La Liga's 2014/15 season is six weeks away but the first axe has already fallen...
Like a puppy sat in front of a bog roll and knowing it won’t have its din-dins if the tissue is torn asunder, Deportivo’s bosses just couldn’t help themselves. A smarter policy would have been to let manager Fernando Vásquez have a bit of a moan and move on. After all, the Harry Potter-like figure was worth sticking with through thick and thin.
Vásquez had taken over in February 2013 and wasn’t far off from keeping a ridiculously indebted club afloat in the Primera. Instead, the Galician outfit sunk into Segunda, but returned triumphantly in June in second place behind Eibar.
Deportivo were just a couple of weeks away from trudging back to training when Vásquez took a shot across the boardroom bows over diminishing transfer targets. “True, option number one might be a bit pricey, but we are going for the fifth, sixth and seventh. We never get the ones we really want and that is a problem,” complained the soon-to-be-unemployed coach.
Clearly nonplussed by the criticism, club president Tino Fernández fired Vásquez after consultation with the Board of Administration running the skint club, decreeing the coach was undermining confidence at Deportivo. “The analysis from Fernando Vásquez on the problems had caused issues with the signing of some players,” writes La Voz de Galicia, on the non-existent speculation for the transfer of Paul Pogba to La Coruña.
“It’s an injustice. I don’t deserve this.
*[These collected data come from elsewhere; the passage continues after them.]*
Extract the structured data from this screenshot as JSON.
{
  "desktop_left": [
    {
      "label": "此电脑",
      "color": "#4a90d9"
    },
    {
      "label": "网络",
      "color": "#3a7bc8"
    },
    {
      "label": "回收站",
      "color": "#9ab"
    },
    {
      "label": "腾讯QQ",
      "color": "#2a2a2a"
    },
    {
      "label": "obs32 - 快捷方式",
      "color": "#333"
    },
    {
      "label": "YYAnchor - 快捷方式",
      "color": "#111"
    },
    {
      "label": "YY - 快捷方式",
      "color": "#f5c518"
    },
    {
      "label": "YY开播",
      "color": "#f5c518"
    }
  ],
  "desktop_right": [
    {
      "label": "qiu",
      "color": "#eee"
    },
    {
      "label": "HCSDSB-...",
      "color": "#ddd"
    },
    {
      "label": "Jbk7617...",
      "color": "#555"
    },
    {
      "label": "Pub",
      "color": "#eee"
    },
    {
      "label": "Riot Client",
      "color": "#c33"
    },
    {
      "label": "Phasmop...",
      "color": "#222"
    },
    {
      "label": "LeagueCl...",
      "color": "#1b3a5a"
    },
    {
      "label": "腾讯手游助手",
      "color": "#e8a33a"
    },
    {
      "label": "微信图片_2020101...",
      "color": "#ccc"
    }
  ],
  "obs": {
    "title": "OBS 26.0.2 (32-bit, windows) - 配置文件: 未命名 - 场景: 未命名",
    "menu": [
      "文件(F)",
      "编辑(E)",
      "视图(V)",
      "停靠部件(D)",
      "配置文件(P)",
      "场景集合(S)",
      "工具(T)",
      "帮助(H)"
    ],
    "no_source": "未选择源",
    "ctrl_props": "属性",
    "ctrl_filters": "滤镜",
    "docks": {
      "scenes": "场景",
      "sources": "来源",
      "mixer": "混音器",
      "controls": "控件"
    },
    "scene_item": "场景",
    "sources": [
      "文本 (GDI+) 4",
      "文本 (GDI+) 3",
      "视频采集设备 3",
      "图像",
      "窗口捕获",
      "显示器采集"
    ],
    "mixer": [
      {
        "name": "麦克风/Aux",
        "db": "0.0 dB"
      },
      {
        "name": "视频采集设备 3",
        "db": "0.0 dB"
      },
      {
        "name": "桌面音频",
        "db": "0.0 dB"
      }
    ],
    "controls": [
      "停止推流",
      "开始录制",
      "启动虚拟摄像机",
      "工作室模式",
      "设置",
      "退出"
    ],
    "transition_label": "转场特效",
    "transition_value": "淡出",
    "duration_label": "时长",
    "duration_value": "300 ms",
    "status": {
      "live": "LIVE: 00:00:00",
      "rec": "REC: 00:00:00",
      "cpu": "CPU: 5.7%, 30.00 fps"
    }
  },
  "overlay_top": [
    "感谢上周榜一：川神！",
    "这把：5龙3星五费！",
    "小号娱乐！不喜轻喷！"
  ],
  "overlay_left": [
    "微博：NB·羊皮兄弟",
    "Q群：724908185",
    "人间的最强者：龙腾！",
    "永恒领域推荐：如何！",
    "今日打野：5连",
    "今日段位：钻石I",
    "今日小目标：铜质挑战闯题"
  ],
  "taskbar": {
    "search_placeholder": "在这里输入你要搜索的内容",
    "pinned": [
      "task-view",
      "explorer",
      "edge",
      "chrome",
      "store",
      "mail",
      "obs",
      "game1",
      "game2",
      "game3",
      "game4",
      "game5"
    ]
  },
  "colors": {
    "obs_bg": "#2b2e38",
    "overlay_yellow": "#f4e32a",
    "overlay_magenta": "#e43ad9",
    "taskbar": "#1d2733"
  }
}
I don’t agree with the decision of the president which is completely wrong,” was the reply from the very stunned Vásquez at a press conference on Tuesday. “It's as if you stole a sausage and they give you 50 years in prison.”
Considering Deportivo is very much in la Liga's beggars-can’t-be-choosers department, it does sound a strange decision indeed to fire Vásquez. This is a character who knows all the nooks and crannies of the club, having been there 18 months (a decade in Spanish terms), and is also quite aware of how tough the Primera is going to be when it reboots in August. Of course, this was the point of the thrust of the coach’s comments, which he probably thought were fairly innocuous.
Clearly the board thought Vásquez was a bad apple that was about to leak icky cider of despair across the club and that it was best get rid before pre-season starts. There certainly won’t be any short of candidates out there to sit in the hot seat in Riazor, but few will have the perfectly shaped posterior possessed by the departing Vásquez.